If I share with friends or family that I’m having a difficult time, their instinct is to console me. They respond with different variations of these phrases:
“Think of the glass as half full, rather than half empty.”
“Look on the bright side.”
“It could be worse so be grateful for what you have.”
I think these are some of the most hurtful things I’ve ever been told.
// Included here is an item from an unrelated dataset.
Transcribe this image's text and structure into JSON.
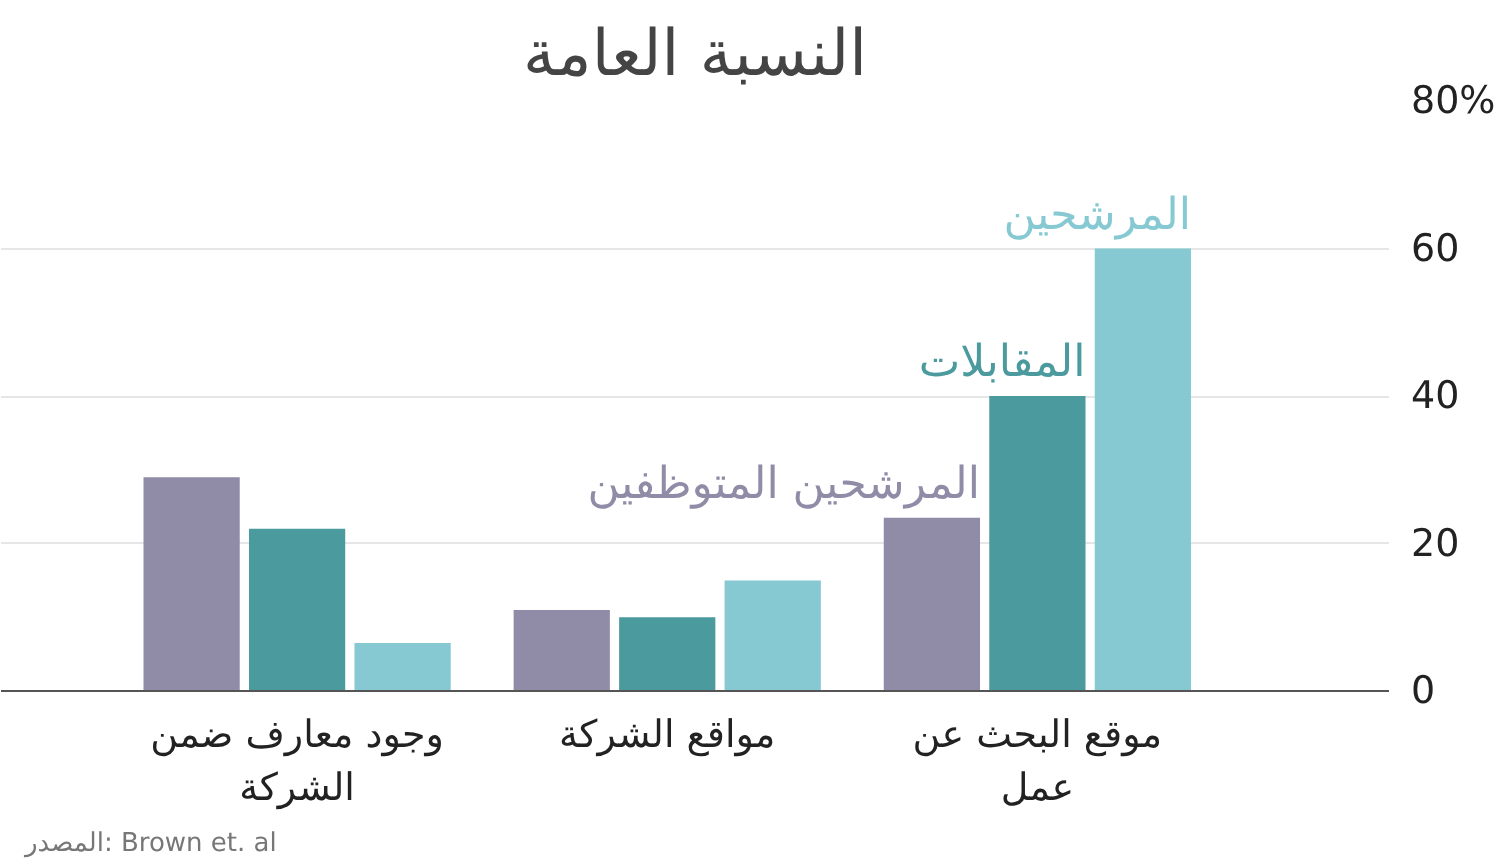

I know they don’t intend to harm me, but rather than allowing me to share my struggles, and be comforted during hard times, they’ve simply tried to distract me from them. It feels dismissive of the things that bother me. Their solution to my problems revolves around ignoring the negative and focusing on the positive. Ultimately, their belief is that the “power of a positive mindset” will act like the magic words to make all my troubles go away. They’re not necessarily wrong in thinking that a positive attitude helps to cope in the face of adversity. But they’re attempts at positivity aren’t helping me. In fact, they’re making it worse.
“Toxic positivity is an obsession with positive thinking,” says Zawn Villines from Medical News Today. “It is the belief that people should put a positive spin on all experiences, even those that are profoundly tragic.” Toxic positivity often paints emotions like sadness and fear to be inherently bad. Emotions cannot be good or bad, even if they make us feel that way. The range of emotions that we feel are all informative and help us navigate the world. When toxic positivity pushes us to ignore everything that makes us feel bad, we end up invalidating what we feel and denying authentic human emotional experiences. In return, the negativity grows and festers, causing more harm than if we had addressed our feelings from the beginning. There’s no room for compassion, for ourselves or others, if we fail to recognize even the negative experiences in our life.
I saw toxic positivity amplified during the pandemic. In the face of a global health threat, exponential death rates, and a general increase in feelings of anxiety and depression, it seemed like everyone was doing their best to cope with such an unfamiliar situation. Their method of choice was to turn quarantine into a time of productivity – baking bread, picking up knitting, trying yoga, starting a garden. Admittedly, an impressive variety of great hobbies, but all having one thing in common: they served as distractions from how lonely the reality of isolation was. Everyone’s efforts to be productive, to stay positive, had the expectation that they would be rewarded for their efforts. They wanted to feel “good” again. I don’t blame them, because if I had the choice between feeling awful or feelings great, the answer is obvious. The reality is that we’re approaching two years of a global pandemic. People are still in despair but expected to be okay and “back to normal”.
“It’s okay to not be okay.” We hear this often, perhaps we should start taking it to heart? A lot have people have suffered from this pandemic, among the more common experiences of pain and sadness. When we say that it’s okay to not be okay, we mean that it’s okay to let us feel everything we feel. It’s okay to feel absolutely beaten down for one reason or another because we’re not always gonna feel happy. I want to add to that.
It’s okay to not be okay, and it’s okay to just be okay. We need to remove of this expectation or end goal of happiness. I might not be feeling especially anxious today, but that doesn’t mean that I feel great. I might have everything that I need materially, but that doesn’t mean I’m mentally or emotionally fulfilled. I might be pleased that life feels like it’s going back to “normal”, but I might also still be mourning what we’ve lost and stressed about how to act nowadays. It’s time to acknowledge that feelings aren’t black and white, and we should let ourselves experience all of it.